Kinderen met leerstoornissen, oftewel LD, hebben moeite om taken te volbrengen, zoals lezen, schrijven en rekenen met wiskundige problemen. Leesbeperkingen zijn volgens LD Online goed voor ongeveer 80 procent van LD, terwijl het percentage geletterdheid voor ongeveer 20 procent van de studenten op vijf of meer niveaus lager ligt in hun leescapaciteit. Aangezien lezen van fundamenteel belang is voor succes met andere vakken op school, is lesgeven aan kinderen met een handicap om te lezen een prioriteit voor zowel leerkrachten als ouders.
Stap 1
Concentreer u op wat het kind kent en bouw zijn begrijpend lezen vanaf dat punt. Bijvoorbeeld, als het kind zijn alfabet kent, begin hem kort te tonen, één lettergreepwoorden terwijl je ze op papier schrijft of een whiteboard. Betrek het kind in geleide oefeningen, zoals LD Online aanbeveelt, door woorden uit te spreken en het kind vervolgens het woord te laten herhalen terwijl je elke letter benadrukt. Demonstreer hoe de geluiden van letters samenkomen om woorden te vormen.
Stap 2
Oefen met het schrijven en lezen van verschillende lettergrepen samen met het kind als een andere begeleide oefenstap. Gebruik een whiteboard zodat u gemakkelijk correcties kunt aanbrengen. Vraag het kind om naar een woord te wijzen als je het zegt. Bepaal of het kind elk woord nauwkeurig kan identificeren. Geef het kind vervolgens de gelegenheid om een woord te lezen terwijl u naar het juiste woord wijst.
Stap 3
Begin met het vormen van korte zinnen voor het kind terwijl je doorgaat met het modelleren van de juiste uitspraak. Zoals LD.org benadrukt, bouw je de leesnauwkeurigheid in het kind door woorden voor haar te modelleren en haar zo nodig te corrigeren als ze woorden verkeerd uitspreekt. Richt op elk woord terwijl je het uitspreekt. Moedig haar aan om elk woord na jou te herhalen.
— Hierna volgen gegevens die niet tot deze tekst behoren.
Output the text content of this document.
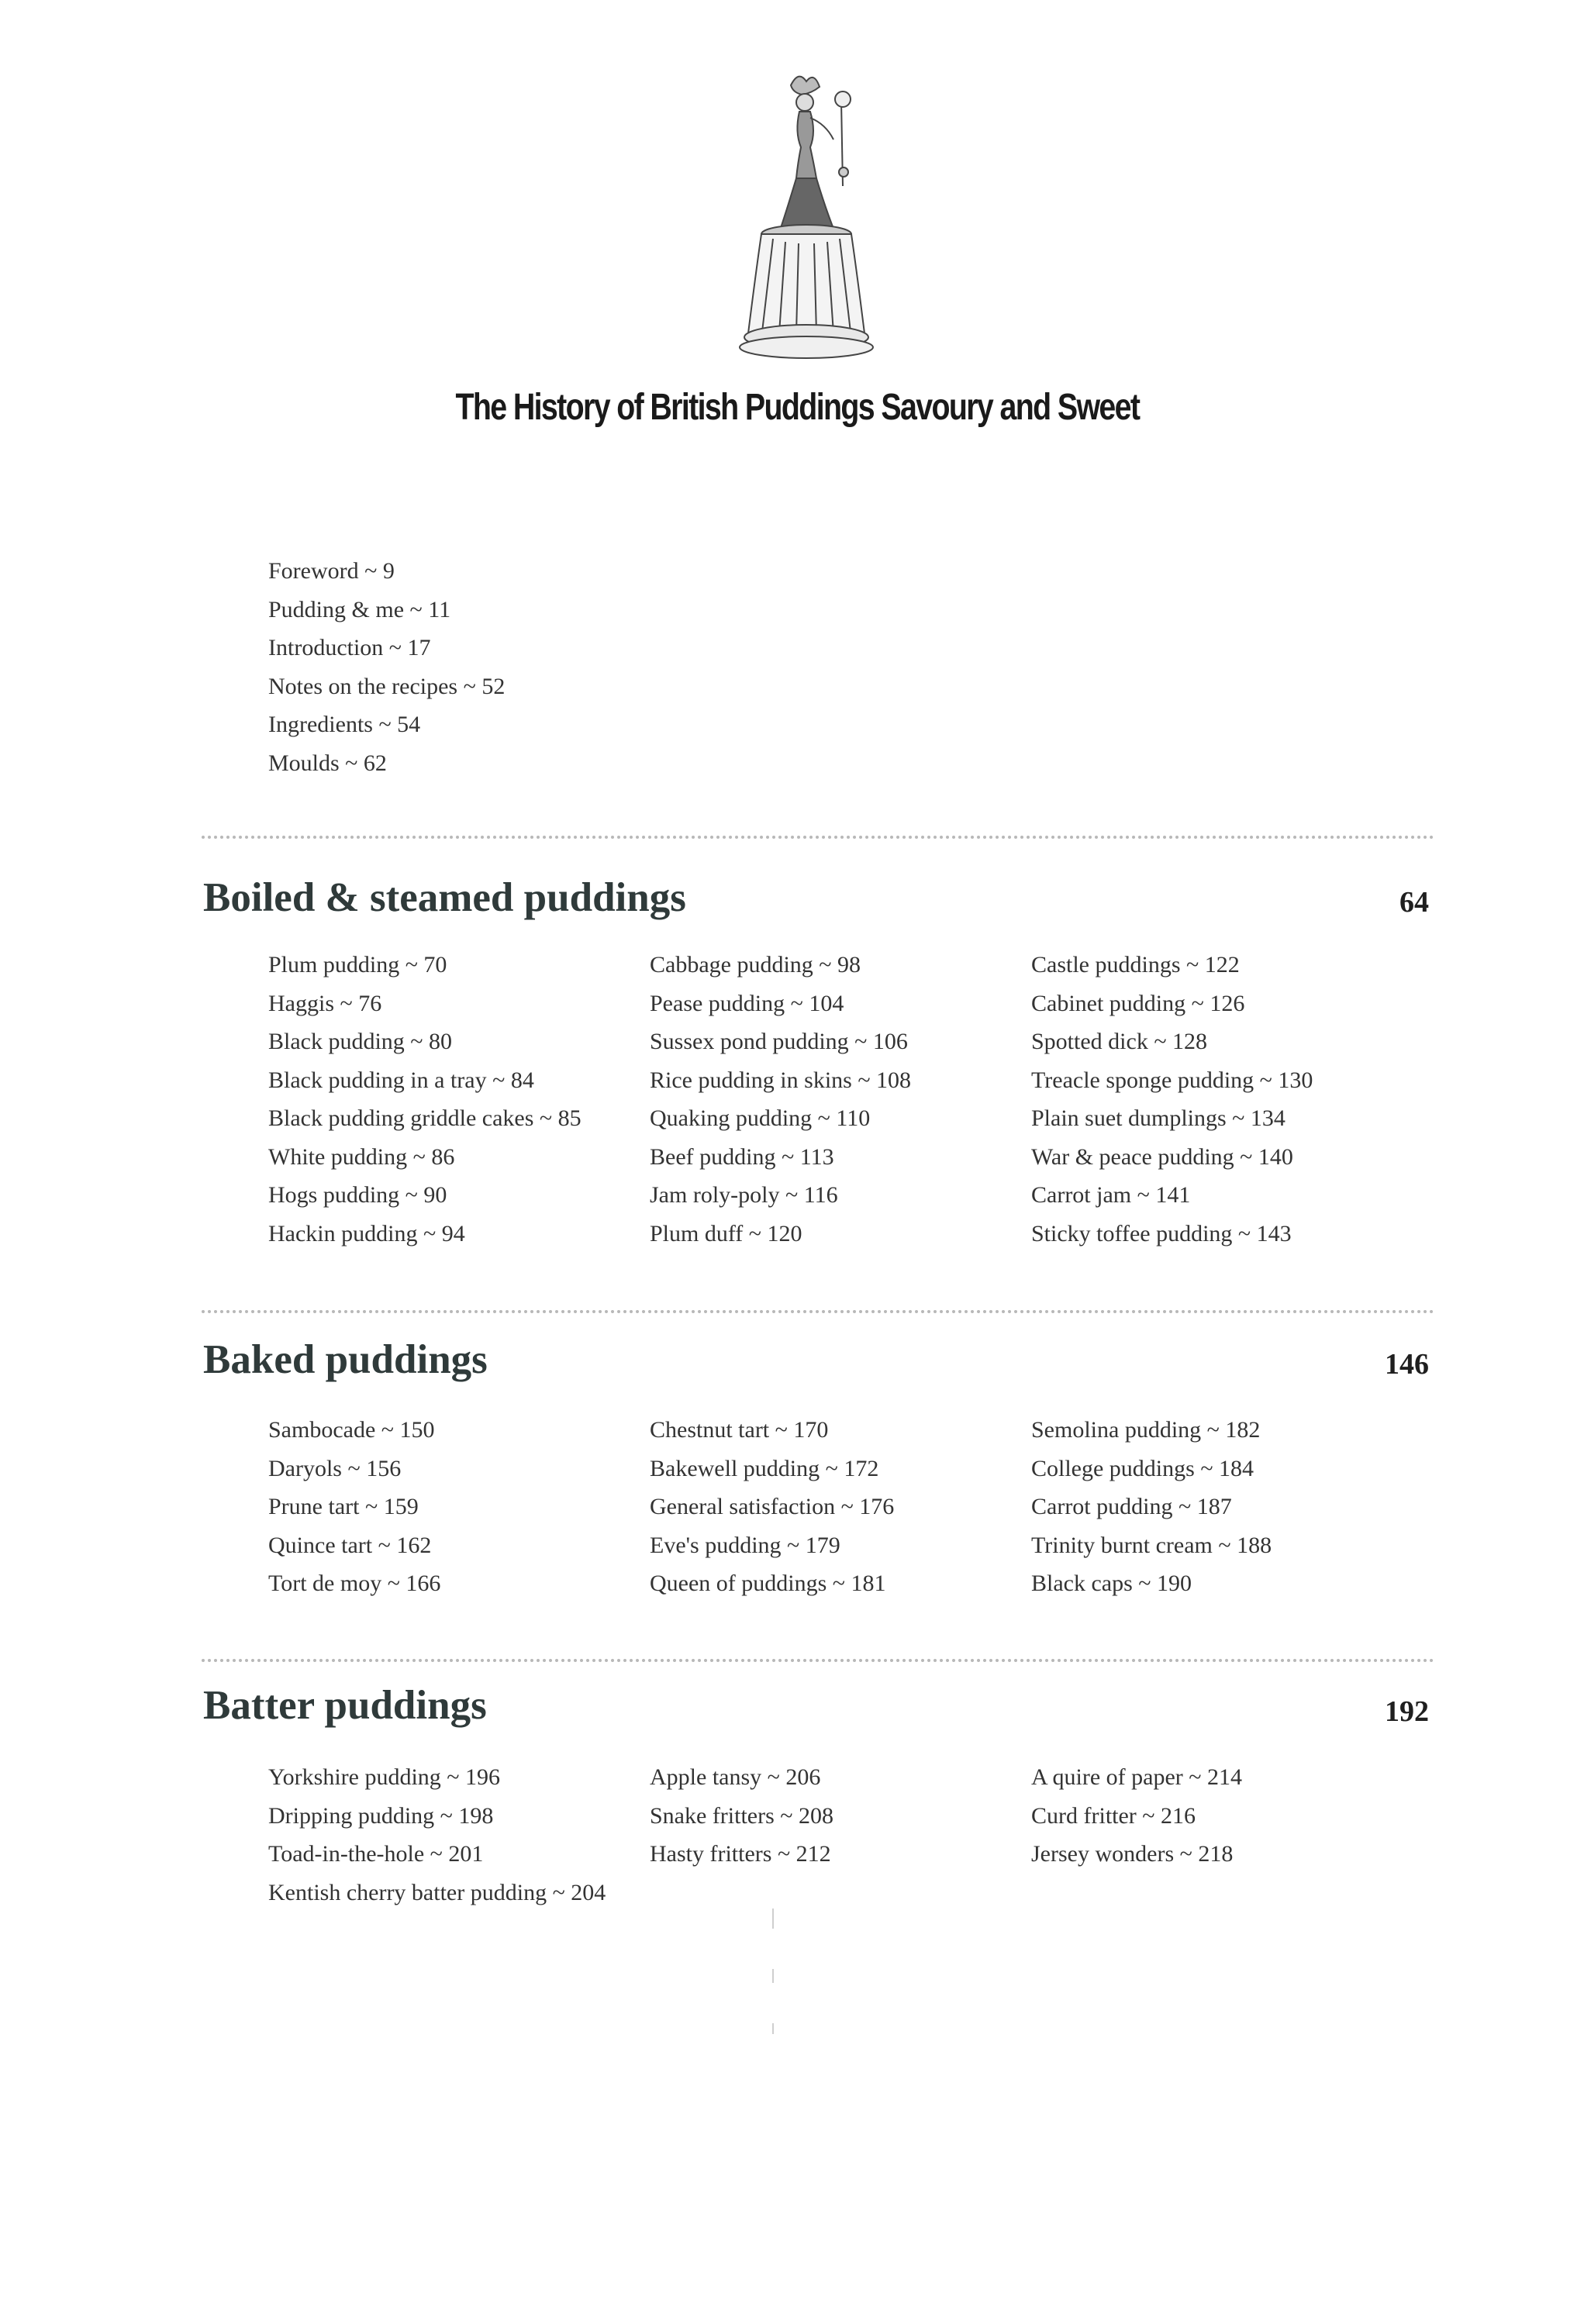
The History of British Puddings Savoury and Sweet
Foreword ~ 9
Pudding & me ~ 11
Introduction ~ 17
Notes on the recipes ~ 52
Ingredients ~ 54
Moulds ~ 62
Boiled & steamed puddings	64
Plum pudding ~ 70
Haggis ~ 76
Black pudding ~ 80
Black pudding in a tray ~ 84
Black pudding griddle cakes ~ 85
White pudding ~ 86
Hogs pudding ~ 90
Hackin pudding ~ 94
Cabbage pudding ~ 98
Pease pudding ~ 104
Sussex pond pudding ~ 106
Rice pudding in skins ~ 108
Quaking pudding ~ 110
Beef pudding ~ 113
Jam roly-poly ~ 116
Plum duff ~ 120
Castle puddings ~ 122
Cabinet pudding ~ 126
Spotted dick ~ 128
Treacle sponge pudding ~ 130
Plain suet dumplings ~ 134
War & peace pudding ~ 140
Carrot jam ~ 141
Sticky toffee pudding ~ 143
Baked puddings	146
Sambocade ~ 150
Daryols ~ 156
Prune tart ~ 159
Quince tart ~ 162
Tort de moy ~ 166
Chestnut tart ~ 170
Bakewell pudding ~ 172
General satisfaction ~ 176
Eve's pudding ~ 179
Queen of puddings ~ 181
Semolina pudding ~ 182
College puddings ~ 184
Carrot pudding ~ 187
Trinity burnt cream ~ 188
Black caps ~ 190
Batter puddings	192
Yorkshire pudding ~ 196
Dripping pudding ~ 198
Toad-in-the-hole ~ 201
Kentish cherry batter pudding ~ 204
Apple tansy ~ 206
Snake fritters ~ 208
Hasty fritters ~ 212
A quire of paper ~ 214
Curd fritter ~ 216
Jersey wonders ~ 218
Dupliceer het proces voor begeleide oefening bij het schrijven, lezen en spreken van de zinnen.
Stap 4
Oefen de eerste drie stappen zo vaak als nodig is voor het kind om zich op zijn gemak te voelen als hij begrijpend lezen aantoont. Voer schrijf- en leesoefeningen om de leesvaardigheid van het kind verder te vergroten en te versterken.
Stap 5
Speel verschillende games die kansen bieden voor leuke interactie terwijl je kind leert. Uw kind houdt misschien van bordspellen zoals Boggle of Scrabble Jr. Fantasierijke woordspelletjes zoals 'Bouw een zin' of 'Het synoniemenspel' kan leren ook leuk maken. Kies met 'Bouw een zin' een voorwerp en vraag uw kind om u een woord te geven dat het beschrijft. Zodra je één woord hebt, werk dan samen om een zin te bouwen met het bijvoeglijk naamwoord om het object te beschrijven. Met 'The Synonym Game' daag je je kind uit om zoveel mogelijk synoniemen voor een woord te bedenken - bijvoorbeeld lopen, draven, wandelen, wandelen en wandelen.
Stap 6
Introduceer eenvoudige leesboeken voor het kind. Verzeker haar dat het lezen van een boek dezelfde techniek volgt als je praktijkoefeningen.
Stap 7
Gebruik waar mogelijk technologie die geschikt is voor elk kind, zoals LD Online suggereert. Leesmateriaal scannen om digitale tekst te maken die u kunt aanpassen aan de behoeften van het kind. Vergroot bijvoorbeeld de lettergrootte of verander de achtergrondkleur. Op dezelfde manier helpt tekst-naar-spraak-software vooral dyslectische studenten omdat het gebruik maakt van markering om woorden aan te duiden en het woordenschat beter te begrijpen.
Dingen die je nodig hebt
- Whiteboard
- markers
- Gemakkelijk boeken lezen
- Computer uitgerust met scanner en / of tekst-naar-spraak-software (optioneel)
Tips
- Focus op leesvaardigheid die geschikt is voor de leeftijd en het niveau van het kind. Geen enkele methode biedt het exclusieve antwoord op lesgeven, zoals LD Online waarschuwt. Phonics benadrukt hoe letters en woorden klinken, terwijl hele taal zich richt op het begrijpen van betekenissen van woorden. Een balans tussen de twee methoden zorgt voor een betere combinatie van instructie. Versterk en loof elke prestatie om het kind aan te moedigen.
waarschuwingen
- Behoud redelijke verwachtingen, zodat u het kind niet ontmoedigt.